Aktivitas pembuatan tali tambang selambar di pabrik milik Tohadi di Desa Kubangwungu, Kabupaten Brebes, Rabu 1 November 2017. Foto: Metrotvnews.com/Husen Miftahudin
Aktivitas pembuatan tali tambang selambar di pabrik milik Tohadi di Desa Kubangwungu, Kabupaten Brebes, Rabu 1 November 2017. Foto: Metrotvnews.com/Husen Miftahudin

Pelarangan Cantrang Buat Pengusaha Tali Selambar Meradang

Husen Miftahudin • 01 November 2017 16:19
medcom.id, Brebes: Peraturan Menteri Kelautan dan Perikanan Nomor 71 Tahun 2016 tentang Pelarangan Penggunaan Alat Tangkap Ikan Jenis Cantrang membuat nelayan cantrang tak bisa melaut. Industri pendukung pun meradang.
 
Salah satu industri pendukung beroperasinya kapal cantrang adalah pabrik tali tambang selambar.
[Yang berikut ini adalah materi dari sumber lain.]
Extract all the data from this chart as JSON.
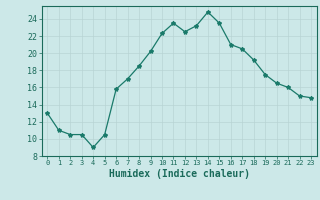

Tali tambang selambar merupakan tali pengikat alat tangkap cantrang yang menghubungkan setiap ujung jaring.
 
Tohadi, pemilik pabrik tali selambar, mengatakan kebijakan Menteri Kelautan dan Perikanan Susi Pudjiastuti itu membuat pendapatannya seret. Lebih dari itu, puluhan karyawannya pun terancam kehilangan pekerjaan.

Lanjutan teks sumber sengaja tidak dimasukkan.